El senador Luis David Colosio calificó como un capricho la decisión del gobierno de Nuevo León de demoler varias obras en la entidad. En declaraciones a medios, el legislador expresó su desacuerdo con la medida, argumentando que se trata de una acción que no responde a las necesidades reales de la población.
Críticas a la gestión estatal
Colosio señaló que la demolición de obras ya concluidas o en proceso representa un desperdicio de recursos públicos. "No podemos permitir que se tiren a la basura millones de pesos en inversiones que ya se realizaron", afirmó. El senador hizo un llamado a las autoridades estatales para que reconsideren su postura y prioricen proyectos que beneficien directamente a los ciudadanos.

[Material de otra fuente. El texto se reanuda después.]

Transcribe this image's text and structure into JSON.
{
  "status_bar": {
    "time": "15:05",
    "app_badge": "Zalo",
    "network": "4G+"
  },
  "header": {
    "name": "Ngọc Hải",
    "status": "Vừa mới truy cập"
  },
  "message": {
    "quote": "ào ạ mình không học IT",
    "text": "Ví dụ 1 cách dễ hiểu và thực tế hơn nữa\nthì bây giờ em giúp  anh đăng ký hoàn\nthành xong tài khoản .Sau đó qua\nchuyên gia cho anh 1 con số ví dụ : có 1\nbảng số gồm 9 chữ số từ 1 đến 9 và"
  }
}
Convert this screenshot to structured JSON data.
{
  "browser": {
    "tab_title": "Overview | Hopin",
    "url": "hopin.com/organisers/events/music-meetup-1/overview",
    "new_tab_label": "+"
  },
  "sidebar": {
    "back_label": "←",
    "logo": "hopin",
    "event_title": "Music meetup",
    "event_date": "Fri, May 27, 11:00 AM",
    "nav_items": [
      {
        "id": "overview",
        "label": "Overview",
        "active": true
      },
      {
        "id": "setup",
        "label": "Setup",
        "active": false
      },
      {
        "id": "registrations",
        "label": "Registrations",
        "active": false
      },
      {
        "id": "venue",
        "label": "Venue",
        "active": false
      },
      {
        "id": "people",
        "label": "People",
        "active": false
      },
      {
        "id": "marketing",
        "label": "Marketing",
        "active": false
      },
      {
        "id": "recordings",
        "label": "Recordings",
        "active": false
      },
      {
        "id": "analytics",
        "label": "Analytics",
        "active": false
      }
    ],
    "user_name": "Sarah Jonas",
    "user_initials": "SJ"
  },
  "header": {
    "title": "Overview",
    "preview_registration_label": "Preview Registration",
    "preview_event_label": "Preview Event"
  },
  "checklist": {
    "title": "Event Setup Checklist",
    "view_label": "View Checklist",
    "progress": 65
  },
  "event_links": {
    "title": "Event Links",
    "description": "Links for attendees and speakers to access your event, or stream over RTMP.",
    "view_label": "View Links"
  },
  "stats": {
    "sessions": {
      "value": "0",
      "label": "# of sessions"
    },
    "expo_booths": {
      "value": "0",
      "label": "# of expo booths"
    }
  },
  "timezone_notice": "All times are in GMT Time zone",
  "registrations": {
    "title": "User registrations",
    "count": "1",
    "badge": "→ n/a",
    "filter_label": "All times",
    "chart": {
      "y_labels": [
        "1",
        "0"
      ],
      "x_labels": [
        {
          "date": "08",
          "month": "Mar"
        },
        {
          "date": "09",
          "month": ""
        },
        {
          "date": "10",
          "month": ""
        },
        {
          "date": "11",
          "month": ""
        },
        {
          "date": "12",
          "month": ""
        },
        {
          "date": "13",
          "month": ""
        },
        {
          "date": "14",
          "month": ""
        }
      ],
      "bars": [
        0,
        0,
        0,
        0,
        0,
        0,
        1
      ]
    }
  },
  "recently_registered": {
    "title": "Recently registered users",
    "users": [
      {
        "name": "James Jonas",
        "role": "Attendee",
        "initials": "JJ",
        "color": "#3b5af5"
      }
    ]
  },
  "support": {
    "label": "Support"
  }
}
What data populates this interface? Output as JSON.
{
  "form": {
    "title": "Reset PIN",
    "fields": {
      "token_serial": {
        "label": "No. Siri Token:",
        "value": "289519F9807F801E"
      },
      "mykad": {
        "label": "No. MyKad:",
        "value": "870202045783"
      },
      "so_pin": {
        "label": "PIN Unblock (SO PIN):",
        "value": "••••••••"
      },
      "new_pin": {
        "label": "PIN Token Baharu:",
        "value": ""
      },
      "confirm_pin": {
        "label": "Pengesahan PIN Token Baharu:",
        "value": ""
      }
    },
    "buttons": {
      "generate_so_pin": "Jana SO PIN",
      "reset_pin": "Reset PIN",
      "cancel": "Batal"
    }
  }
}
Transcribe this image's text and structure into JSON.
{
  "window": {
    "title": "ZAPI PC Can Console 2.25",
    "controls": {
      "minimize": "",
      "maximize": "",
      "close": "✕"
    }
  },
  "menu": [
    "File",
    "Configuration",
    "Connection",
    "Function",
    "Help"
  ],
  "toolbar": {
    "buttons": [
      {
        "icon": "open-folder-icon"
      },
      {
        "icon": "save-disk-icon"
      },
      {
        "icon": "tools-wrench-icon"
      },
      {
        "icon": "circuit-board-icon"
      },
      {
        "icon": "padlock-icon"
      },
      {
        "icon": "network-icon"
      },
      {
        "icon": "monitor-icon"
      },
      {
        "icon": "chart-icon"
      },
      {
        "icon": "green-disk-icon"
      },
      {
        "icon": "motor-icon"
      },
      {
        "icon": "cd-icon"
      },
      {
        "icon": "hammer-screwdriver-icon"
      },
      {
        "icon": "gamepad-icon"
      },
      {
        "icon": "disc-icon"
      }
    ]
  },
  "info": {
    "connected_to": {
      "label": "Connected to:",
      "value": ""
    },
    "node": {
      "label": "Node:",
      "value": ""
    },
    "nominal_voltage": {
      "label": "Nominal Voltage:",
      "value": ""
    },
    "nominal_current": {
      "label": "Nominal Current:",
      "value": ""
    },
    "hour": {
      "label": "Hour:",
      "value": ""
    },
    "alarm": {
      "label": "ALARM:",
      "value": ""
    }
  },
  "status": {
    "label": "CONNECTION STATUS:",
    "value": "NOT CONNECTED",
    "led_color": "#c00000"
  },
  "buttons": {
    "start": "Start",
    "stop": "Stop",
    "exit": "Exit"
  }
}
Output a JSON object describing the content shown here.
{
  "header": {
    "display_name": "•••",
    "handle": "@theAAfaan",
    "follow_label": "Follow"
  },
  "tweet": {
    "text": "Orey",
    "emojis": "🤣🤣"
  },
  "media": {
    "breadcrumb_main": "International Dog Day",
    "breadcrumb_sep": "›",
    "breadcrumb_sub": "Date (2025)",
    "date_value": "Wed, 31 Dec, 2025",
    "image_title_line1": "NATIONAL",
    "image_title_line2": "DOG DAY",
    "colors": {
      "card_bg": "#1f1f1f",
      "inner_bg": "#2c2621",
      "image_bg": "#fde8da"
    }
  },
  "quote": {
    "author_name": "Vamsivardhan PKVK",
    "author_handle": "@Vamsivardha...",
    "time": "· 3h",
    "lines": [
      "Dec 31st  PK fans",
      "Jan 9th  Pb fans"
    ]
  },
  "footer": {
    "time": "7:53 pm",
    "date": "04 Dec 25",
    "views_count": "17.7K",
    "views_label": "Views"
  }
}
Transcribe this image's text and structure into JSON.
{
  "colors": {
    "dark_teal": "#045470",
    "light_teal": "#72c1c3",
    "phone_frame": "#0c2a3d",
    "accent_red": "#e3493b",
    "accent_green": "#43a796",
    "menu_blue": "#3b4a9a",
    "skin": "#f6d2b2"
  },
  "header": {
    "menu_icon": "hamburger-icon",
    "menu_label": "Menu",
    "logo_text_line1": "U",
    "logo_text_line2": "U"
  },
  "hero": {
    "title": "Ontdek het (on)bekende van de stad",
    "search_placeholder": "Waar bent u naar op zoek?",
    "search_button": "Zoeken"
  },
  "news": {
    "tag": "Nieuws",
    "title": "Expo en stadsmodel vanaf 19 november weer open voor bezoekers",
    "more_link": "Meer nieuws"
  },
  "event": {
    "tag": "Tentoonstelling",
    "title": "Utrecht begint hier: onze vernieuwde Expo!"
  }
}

Impacto en la infraestructura
Las obras afectadas incluyen tramos carreteros y puentes que, según el gobierno, presentan irregularidades técnicas. Sin embargo, Colosio cuestionó los dictámenes que justifican la demolición. "Hay informes de expertos que indican que algunas de estas obras son viables y podrían ser aprovechadas con ajustes menores", dijo.
El senador también criticó la falta de diálogo con los municipios y la sociedad civil. "Se tomó una decisión unilateral, sin consultar a los afectados ni a los especialistas", agregó. Colosio insistió en que se debe buscar una solución que evite pérdidas económicas y garantice la seguridad de la infraestructura.
Reacciones políticas
Diversos actores políticos han manifestado su apoyo a la postura de Colosio. Diputados locales y federales han solicitado una revisión exhaustiva de los proyectos en cuestión. Mientras tanto, el gobierno estatal defiende su decisión, argumentando que la demolición es necesaria para evitar riesgos a la población.
Colosio concluyó que la ciudadanía merece transparencia y rendición de cuentas. "No podemos seguir con estas prácticas que solo generan desconfianza y desperdicio", sentenció.